The Nagorno-Karabakh Defence Army was formed in the early 1990’s to protect the remaining ethnic Armenians in the autonomous state. It patrols and protects the “line of contact” that describes the final positions of the Karabakhi and Azeri forces as the cease fire was confirmed in 1994. Although, technically, a cease fire was declared, since that point there have been sporadic outbursts of sniping from both sides resulting in casualties and deaths. Whilst this is not sustained, it continues to maintain a tension that has to be managed with discipline and professionalism to prevent an unnecessary escalation of activities.
At its closest point the two armies are only around 30 metres apart which means that the opposing soldiers can communicate with each other, and, at the same time be more vulnerable to attack.
In Armenia, all men from the age of 18 have to serve in the Army for 2 years; one of the areas that they will be deployed into is Nagorno-Karabakh (NKR), and for some of that period they will be sent to the “line of contact”.
At my last visit, the NKR Ministry of Defence agreed to take me to one of their Military bases, and show me some of the initial training programmes for the new recruits. I was briefly introduced to the Base Commanders who looked very focussed and pre-occupied with managing their business. I had the opportunity to discuss at length, with a new recruit, what life was like for a young man going through his service. My primary impression was his feeling of pride at being allowed to serve in the Army and therefore to be able to contribute to the protection and freedom of his fellow Armenians. We spoke about the proximity of the opposing forces, and how, if the NKR soldiers followed the instructions of their senior officers, they would remain safe. There was a feeling that the Azeri forces were a little less disciplined, and perhaps were less controlled with their sniping. However, despite this, soldiers have been killed on both sides of the “line” since the ceasefire thus highlighting how difficult and fragile the position is.

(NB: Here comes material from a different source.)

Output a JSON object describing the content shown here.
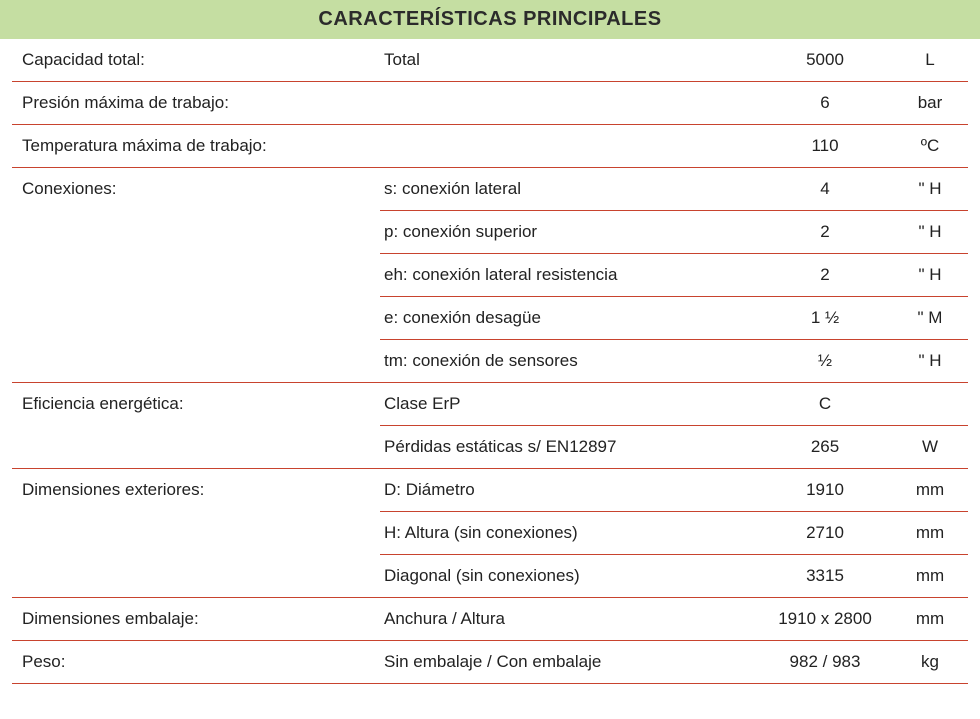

Following this conversation, I was picked up by an officer in a well-worn Lada, and was driven a mile or so down the road to the training area for the new recruits. This was basic training – starting with practice in constructing / de-constructing a Kalashnikov with the target being around 20 seconds.
They then proceeded onto the practice of using the rifle, and correct positioning, albeit with no live rounds at this stage.
As you would expect, it was well-structured, and professional, and assured consistency of approach. My prescence provided some level of curiousity to the soldiers and a bit of humour as I queried the meaning of a cartoon of a very busty nurse. This was part of a light-hearted conclusion to one of the training boards, and was a brief opportunity to connect with the soldiers.
Although the training seemed routine, and these men were only doing their national service, I did reflect as I was being driven back that, before long, they would be on the front-line, and may be confronted with potential danger from sniper fire. This highlighted to me how routine and disciplined the training needed to be to assure the safety of each of the soldiers.
In separate conversations with civilians I asked what it was like to live in a state where war could, theoretically, start that day. Whilst most did not think about this too much, part of their reassurance was the fact that they had a trained, and resourced Army providing protection, and would be ready to fight should it be necessary.